Speaking on Monday's BBC Radio Four's Today programme, Rabbi Neuberger said the English translation had "no case to answer".

But, emphasising she could not speak Spanish herself, Rabbi Neuberger said there were "questions to be asked" about the edits and said the author's reputation for "making one or two comments" should be probed.

She said it would "push it over the line" if it emerged Baños was "known to have made lots of allusions to some kind of Jewish conspiracy".

Rabbi Neuberger disputed claims the use of tentacles on the front cover was antisemitic, saying: "I really don't think that's fair... Some of the people making the accusations need to say to themselves, 'now come on get a life'.

"But, and it's an important but... in the translation and the editing, 30,000 words have been taken out... There are quite a few references to the Rothschild family that betrays a certain fascination with them... It's not antisemitic in itself but it hints at stuff about Jewish conspiracies, powerful, half-hidden, secretive, Jewish men, bankers...

"There are possible allusions to some kind of Jewish conspiracy... He's certainly fascinated by Jews and he likes conspiracy theory."

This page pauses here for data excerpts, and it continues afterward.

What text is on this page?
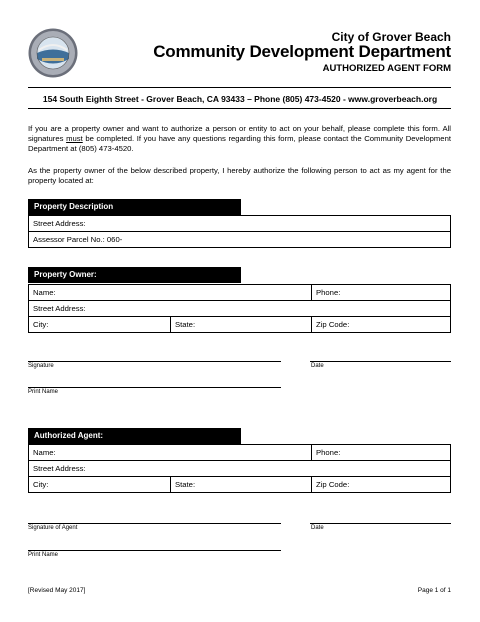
City of Grover Beach
Community Development Department
AUTHORIZED AGENT FORM
154 South Eighth Street - Grover Beach, CA 93433 – Phone (805) 473-4520 - www.groverbeach.org
If you are a property owner and want to authorize a person or entity to act on your behalf, please complete this form. All signatures must be completed. If you have any questions regarding this form, please contact the Community Development Department at (805) 473-4520.
As the property owner of the below described property, I hereby authorize the following person to act as my agent for the property located at:
Property Description
Street Address:
Assessor Parcel No.: 060-
Property Owner:
Name:		Phone:
Street Address:		
City:	State:	Zip Code:
Signature	Date
Print Name
Authorized Agent:
Name:		Phone:
Street Address:		
City:	State:	Zip Code:
Signature of Agent	Date
Print Name
[Revised May 2017]	Page 1 of 1
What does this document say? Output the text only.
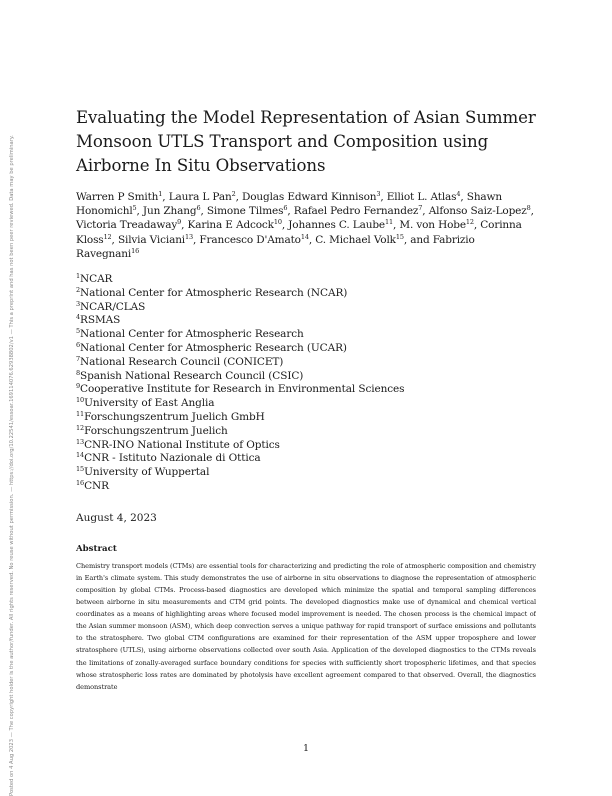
Posted on 4 Aug 2023 — The copyright holder is the author/funder. All rights reserved. No reuse without permission. — https://doi.org/10.22541/essoar.169114076.62938802/v1 — This a preprint and has not been peer reviewed. Data may be preliminary.
Evaluating the Model Representation of Asian Summer Monsoon UTLS Transport and Composition using Airborne In Situ Observations
Warren P Smith$^1$, Laura L Pan$^2$, Douglas Edward Kinnison$^3$, Elliot L. Atlas$^4$, Shawn Honomichl$^5$, Jun Zhang$^6$, Simone Tilmes$^6$, Rafael Pedro Fernandez$^7$, Alfonso Saiz-Lopez$^8$, Victoria Treadaway$^9$, Karina E Adcock$^{10}$, Johannes C. Laube$^{11}$, M. von Hobe$^{12}$, Corinna Kloss$^{12}$, Silvia Viciani$^{13}$, Francesco D'Amato$^{14}$, C. Michael Volk$^{15}$, and Fabrizio Ravegnani$^{16}$
$^1$NCAR
$^2$National Center for Atmospheric Research (NCAR)
$^3$NCAR/CLAS
$^4$RSMAS
$^5$National Center for Atmospheric Research
$^6$National Center for Atmospheric Research (UCAR)
$^7$National Research Council (CONICET)
$^8$Spanish National Research Council (CSIC)
$^9$Cooperative Institute for Research in Environmental Sciences
$^{10}$University of East Anglia
$^{11}$Forschungszentrum Juelich GmbH
$^{12}$Forschungszentrum Juelich
$^{13}$CNR-INO National Institute of Optics
$^{14}$CNR - Istituto Nazionale di Ottica
$^{15}$University of Wuppertal
$^{16}$CNR
August 4, 2023
Abstract
Chemistry transport models (CTMs) are essential tools for characterizing and predicting the role of atmospheric composition and chemistry in Earth's climate system. This study demonstrates the use of airborne in situ observations to diagnose the representation of atmospheric composition by global CTMs. Process-based diagnostics are developed which minimize the spatial and temporal sampling differences between airborne in situ measurements and CTM grid points. The developed diagnostics make use of dynamical and chemical vertical coordinates as a means of highlighting areas where focused model improvement is needed. The chosen process is the chemical impact of the Asian summer monsoon (ASM), which deep convection serves a unique pathway for rapid transport of surface emissions and pollutants to the stratosphere. Two global CTM configurations are examined for their representation of the ASM upper troposphere and lower stratosphere (UTLS), using airborne observations collected over south Asia. Application of the developed diagnostics to the CTMs reveals the limitations of zonally-averaged surface boundary conditions for species with sufficiently short tropospheric lifetimes, and that species whose stratospheric loss rates are dominated by photolysis have excellent agreement compared to that observed. Overall, the diagnostics demonstrate
1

Referring to the infamous Tsarist forgery, she said: "As a publisher, I would be saying 'hang on a minute, if it is a Protocols of the Elders of Zion conspiracy thing, this is antisemitic, I'm not publishing it'. That is where I think the line is."

Asked if she thought there should be "sanctions", she said: "Not I think if it's this kind of allusion stuff, no. I think if it's openly 'the Protocols of the Elders Zion were right', when we know it's a fake, then yes."

Speaking after Rabbi Neuberger was asked to do her review, Penguin Random House UK chief executive Tom Weldon said: "This external review is an unusual step, which is a mark of how seriously we view the complaints made and the complexity and sensitivity of the issues involved.

"We will give full consideration to the review, and any conclusions and recommendations it makes, within the context of our long-held commitment to publish responsibly across a spectrum of opinion and a diversity of voices.”